Plant the bulbs from September to October. In autumn drought, water when planting. According to tradition, bone meal, horn shavings and wood ash are good fertilizers to spread in the autumn - they provide phosphorus, calcium and potassium. Phosphorus appears to be particularly important for geophytes.
After the spring bloom the leaves must reload the bulb. Do not cut off the foliage until it begins to wither. The life cycle of geophytes prevent them from competing with summer-growing border plants.
The bulbs you buy in the autumn have been stored dry and at the right temperature during the summer. In this way diseases are held back. The first season in your garden the Tulips flower profusly but if the summer is wet fungal diseases can take over.
Choose a dry summer location to prevent gray mold and Fusarium rot of Tulips, Fritillarias and Crocuses – and even to avoid ink blotch on Reticulated Iris. The bulbs are often already infected when you purchase them and the diseases emerge in unsatisfactory growth conditions. If you have varieties that you are concerned about - dig them up by midsummer and let them dry in the basement until September when they can be replanted.

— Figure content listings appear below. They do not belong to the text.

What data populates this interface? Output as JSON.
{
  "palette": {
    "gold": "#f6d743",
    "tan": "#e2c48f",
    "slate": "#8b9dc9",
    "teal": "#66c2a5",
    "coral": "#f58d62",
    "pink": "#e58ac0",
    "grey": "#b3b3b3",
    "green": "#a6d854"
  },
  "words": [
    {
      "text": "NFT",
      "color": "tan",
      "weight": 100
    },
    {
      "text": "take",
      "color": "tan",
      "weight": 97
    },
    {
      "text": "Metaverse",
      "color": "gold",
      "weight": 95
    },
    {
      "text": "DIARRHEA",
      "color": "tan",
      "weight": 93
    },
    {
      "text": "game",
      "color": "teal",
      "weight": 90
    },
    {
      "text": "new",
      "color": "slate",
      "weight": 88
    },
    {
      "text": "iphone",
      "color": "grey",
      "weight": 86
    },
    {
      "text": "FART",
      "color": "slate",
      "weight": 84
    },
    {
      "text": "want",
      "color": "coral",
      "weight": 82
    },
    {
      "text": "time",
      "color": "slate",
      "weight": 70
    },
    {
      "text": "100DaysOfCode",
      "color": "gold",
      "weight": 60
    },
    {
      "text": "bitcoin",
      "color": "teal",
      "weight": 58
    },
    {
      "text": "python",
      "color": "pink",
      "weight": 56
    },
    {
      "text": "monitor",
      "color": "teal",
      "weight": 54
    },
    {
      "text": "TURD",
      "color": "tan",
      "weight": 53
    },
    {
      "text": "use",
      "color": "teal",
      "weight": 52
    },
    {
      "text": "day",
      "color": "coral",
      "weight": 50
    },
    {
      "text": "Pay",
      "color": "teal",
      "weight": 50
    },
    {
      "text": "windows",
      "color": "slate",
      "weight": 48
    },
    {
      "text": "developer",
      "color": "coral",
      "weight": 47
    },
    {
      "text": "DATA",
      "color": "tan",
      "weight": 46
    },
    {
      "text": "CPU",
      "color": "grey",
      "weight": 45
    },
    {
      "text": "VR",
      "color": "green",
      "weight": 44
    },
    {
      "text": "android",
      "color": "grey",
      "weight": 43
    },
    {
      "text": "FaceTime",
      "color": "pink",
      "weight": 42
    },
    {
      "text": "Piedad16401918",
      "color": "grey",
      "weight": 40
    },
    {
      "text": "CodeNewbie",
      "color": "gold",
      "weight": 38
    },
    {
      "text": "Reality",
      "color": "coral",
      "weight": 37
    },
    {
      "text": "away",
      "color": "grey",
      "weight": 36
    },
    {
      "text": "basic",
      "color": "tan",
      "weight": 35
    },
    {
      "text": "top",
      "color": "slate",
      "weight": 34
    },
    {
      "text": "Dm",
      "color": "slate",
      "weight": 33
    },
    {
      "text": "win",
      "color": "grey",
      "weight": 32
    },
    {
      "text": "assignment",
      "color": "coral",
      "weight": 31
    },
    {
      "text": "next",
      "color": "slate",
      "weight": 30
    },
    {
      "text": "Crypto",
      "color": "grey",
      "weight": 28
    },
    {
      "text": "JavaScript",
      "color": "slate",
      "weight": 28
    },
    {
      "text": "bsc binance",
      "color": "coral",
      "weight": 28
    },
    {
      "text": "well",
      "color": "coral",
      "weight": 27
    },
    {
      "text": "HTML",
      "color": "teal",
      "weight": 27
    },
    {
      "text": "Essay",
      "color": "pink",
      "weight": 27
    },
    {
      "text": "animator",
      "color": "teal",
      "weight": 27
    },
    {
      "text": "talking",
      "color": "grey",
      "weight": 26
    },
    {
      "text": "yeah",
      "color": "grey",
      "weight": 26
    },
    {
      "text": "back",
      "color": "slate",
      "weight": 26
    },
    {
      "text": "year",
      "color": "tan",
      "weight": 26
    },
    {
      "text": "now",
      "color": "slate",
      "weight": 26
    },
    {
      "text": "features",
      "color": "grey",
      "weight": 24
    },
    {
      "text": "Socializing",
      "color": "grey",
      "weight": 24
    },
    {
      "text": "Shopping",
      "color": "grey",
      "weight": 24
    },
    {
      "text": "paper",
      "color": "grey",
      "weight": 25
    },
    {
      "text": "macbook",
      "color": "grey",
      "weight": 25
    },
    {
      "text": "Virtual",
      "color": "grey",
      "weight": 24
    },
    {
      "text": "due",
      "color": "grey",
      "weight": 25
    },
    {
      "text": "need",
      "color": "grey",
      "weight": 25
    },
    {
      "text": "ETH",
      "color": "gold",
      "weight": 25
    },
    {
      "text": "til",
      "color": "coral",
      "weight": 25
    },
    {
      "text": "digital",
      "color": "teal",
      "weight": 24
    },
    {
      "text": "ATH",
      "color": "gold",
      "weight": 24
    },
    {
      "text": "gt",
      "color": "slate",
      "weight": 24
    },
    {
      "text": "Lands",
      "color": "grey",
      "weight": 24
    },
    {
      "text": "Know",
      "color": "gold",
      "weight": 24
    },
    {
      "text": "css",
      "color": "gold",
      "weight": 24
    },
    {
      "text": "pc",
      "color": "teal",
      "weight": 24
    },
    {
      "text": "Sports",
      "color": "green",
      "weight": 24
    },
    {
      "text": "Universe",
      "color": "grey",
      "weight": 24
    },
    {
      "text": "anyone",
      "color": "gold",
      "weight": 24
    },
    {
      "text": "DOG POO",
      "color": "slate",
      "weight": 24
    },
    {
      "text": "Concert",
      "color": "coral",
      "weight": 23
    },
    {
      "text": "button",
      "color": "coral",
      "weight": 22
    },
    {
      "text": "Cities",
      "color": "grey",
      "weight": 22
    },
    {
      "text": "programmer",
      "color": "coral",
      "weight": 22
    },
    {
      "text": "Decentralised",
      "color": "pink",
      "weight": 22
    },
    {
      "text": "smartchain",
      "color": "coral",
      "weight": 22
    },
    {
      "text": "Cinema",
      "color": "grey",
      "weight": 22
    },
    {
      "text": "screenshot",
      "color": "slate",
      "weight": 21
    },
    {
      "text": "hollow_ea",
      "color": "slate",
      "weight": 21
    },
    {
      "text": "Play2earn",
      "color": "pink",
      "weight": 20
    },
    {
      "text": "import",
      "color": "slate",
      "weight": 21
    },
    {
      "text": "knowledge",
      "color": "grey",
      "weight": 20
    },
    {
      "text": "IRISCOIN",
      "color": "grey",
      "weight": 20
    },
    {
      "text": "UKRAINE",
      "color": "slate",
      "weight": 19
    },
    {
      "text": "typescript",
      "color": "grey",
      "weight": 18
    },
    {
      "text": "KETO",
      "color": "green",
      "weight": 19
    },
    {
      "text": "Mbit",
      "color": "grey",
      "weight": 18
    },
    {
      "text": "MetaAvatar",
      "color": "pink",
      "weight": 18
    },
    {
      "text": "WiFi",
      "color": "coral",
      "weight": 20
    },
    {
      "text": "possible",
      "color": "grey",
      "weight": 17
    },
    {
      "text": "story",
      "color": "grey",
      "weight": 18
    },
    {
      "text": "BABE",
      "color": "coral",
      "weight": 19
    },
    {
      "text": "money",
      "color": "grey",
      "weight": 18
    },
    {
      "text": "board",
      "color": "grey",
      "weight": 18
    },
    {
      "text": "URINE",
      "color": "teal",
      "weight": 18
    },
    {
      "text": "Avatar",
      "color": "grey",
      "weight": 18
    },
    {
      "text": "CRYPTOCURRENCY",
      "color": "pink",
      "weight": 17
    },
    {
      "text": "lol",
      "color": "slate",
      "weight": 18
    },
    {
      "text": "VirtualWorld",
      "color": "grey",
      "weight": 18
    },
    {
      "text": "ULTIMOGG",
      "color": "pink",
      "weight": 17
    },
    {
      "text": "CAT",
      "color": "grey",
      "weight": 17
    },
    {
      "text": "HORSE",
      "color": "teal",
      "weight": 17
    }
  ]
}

Geophytes can be attacked by insects and even mice and voles can do great harm, especially to the Crocuses. A forgotten hoard can aid their spread around the garden.
Hares and deer are the main problem. A rabbit can eat hundreds of Crocus buds in one night, and what a deer can do with Tulips we can't bare thinking about. Plant the bulbs they dislike - Colchicums, Snowdrops, Spring Snowflake, Daffodils, Anemones, Winter Aconite, Allium, Kaiser's Crowns, Camassias - then mix up some coveted crocuses and tulips - it sometimes works.